Toews was the early favourite to replace Kenney as leader last year – with half of the caucus members supporting him — but fell short in the end as Smith galvanized party anger with the federal government and COVID-19 health restrictions.

He locked horns with Smith during the campaign. He criticized her for past advocacy of a provincial sales tax and said her proposed — and since passed — sovereignty act would scare off investment with its promise to ignore federal laws in areas of perceived provincial jurisdiction.

As finance minister, the rancher and accountant oversaw the best and worst of Alberta’s turbulent oil-and-gas-powered economy, with massive deficits, negative oil prices and eye-popping surpluses.

He looked born to the parts of outdoorsman and number cruncher: close-cropped hair, eyeglasses and well-worn cowboy boots with a trademark monotone speaking style occasionally punctuated by high-decibel, finger-pointing attacks on the NDP Opposition during question period.

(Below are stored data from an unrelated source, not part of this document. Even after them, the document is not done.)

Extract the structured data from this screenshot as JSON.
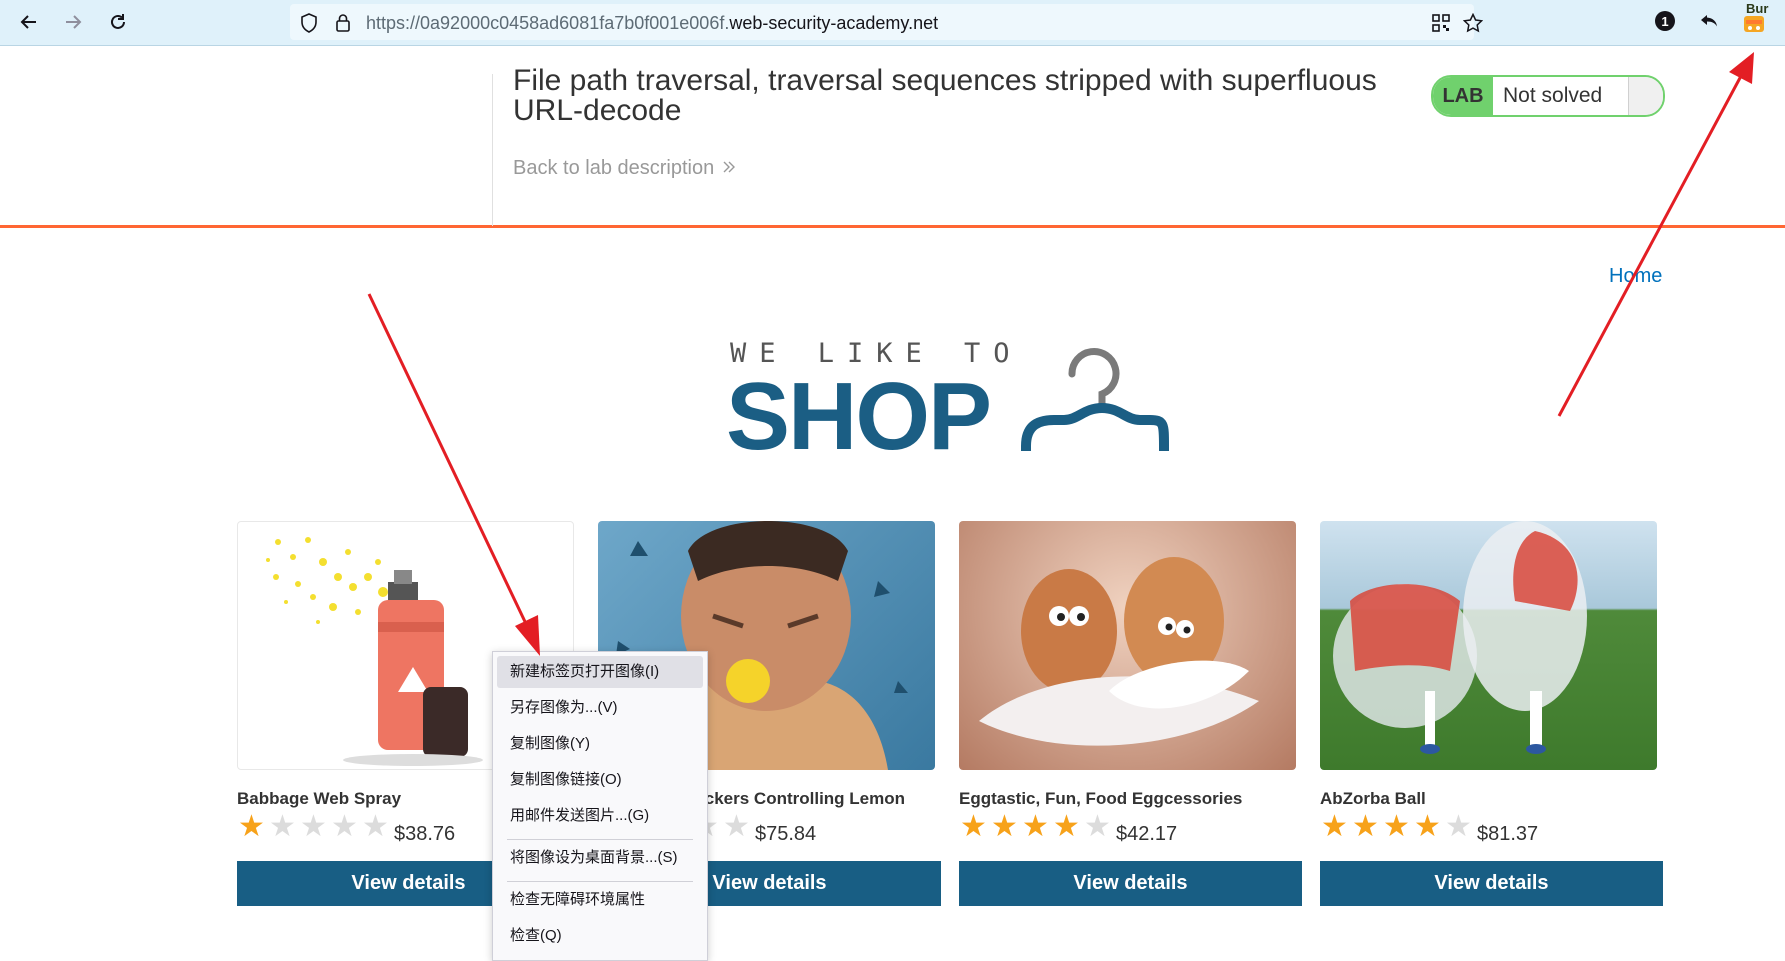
{
  "browser": {
    "url_prefix": "https://0a92000c0458ad6081fa7b0f001e006f.",
    "url_domain": "web-security-academy.net",
    "notification_count": "1",
    "extension_label": "Bur"
  },
  "lab": {
    "title": "File path traversal, traversal sequences stripped with superfluous URL-decode",
    "back_link": "Back to lab description",
    "badge": "LAB",
    "status": "Not solved"
  },
  "nav": {
    "home": "Home"
  },
  "logo": {
    "small": "WE LIKE TO",
    "big": "SHOP"
  },
  "products": [
    {
      "name": "Babbage Web Spray",
      "price": "$38.76",
      "rating": 1,
      "button": "View details"
    },
    {
      "name": "Hydrated Crackers Controlling Lemon",
      "price": "$75.84",
      "rating": 2,
      "button": "View details"
    },
    {
      "name": "Eggtastic, Fun, Food Eggcessories",
      "price": "$42.17",
      "rating": 4,
      "button": "View details"
    },
    {
      "name": "AbZorba Ball",
      "price": "$81.37",
      "rating": 4,
      "button": "View details"
    }
  ],
  "context_menu": {
    "items": [
      "新建标签页打开图像(I)",
      "另存图像为...(V)",
      "复制图像(Y)",
      "复制图像链接(O)",
      "用邮件发送图片...(G)",
      "将图像设为桌面背景...(S)",
      "检查无障碍环境属性",
      "检查(Q)"
    ]
  },
  "colors": {
    "accent_orange": "#ff6633",
    "brand_blue": "#185e84",
    "lab_green": "#70d16d",
    "star_gold": "#f7a21a",
    "star_empty": "#dcdcdc",
    "annotation_red": "#e31e24"
  }
}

He stickhandled many controversial files, including de-indexing personal income tax, arguing for wage cuts to nurses during the COVID-19 pandemic and lifting the rate cap on auto insurance.

He was also the point person on long-running deliberations to pull Alberta out of the Canada Pension Plan in favour of a provincial one. The government has yet to release research on the merits and drawbacks of such a plan, despite promising two years ago that the release of a report was imminent.

Toews was also among those who were surreptitiously photographed in 2021 at a drinks-and-dinner get-together with Kenney on a rooftop patio on the legislature grounds in contravention of COVID-19 gathering rules.

In a statement, Opposition NDP finance critic Shannon Phillips said she admires Toew’s record.

“He conducts himself with decency and is mostly grounded in reality, unlike the new crop of Smith candidates.”

Toews said his proudest achievement is leaving the province in a better place financially than when he found it, noting the new budget also includes commitments to keeping spending under control while repaying debt and investing in long-term savings.

“We’re leading the nation in job creation,” Toews said.

“All of that tied together certainly brings some satisfaction to these last four years, which have certainly been a bit of a roller-coaster.”

He said the difficult part was long nights of no-win decisions during the COVID-19 crisis, balancing public health with personal freedoms with no clear cut black-and-white answers.

“Those were some of the hardest hours of my life serving on that COVID cabinet committee,” he said.

“(They were) impossible decisions, and knowing those decisions were going to impact Albertans directly. We certainly didn’t get it all right.”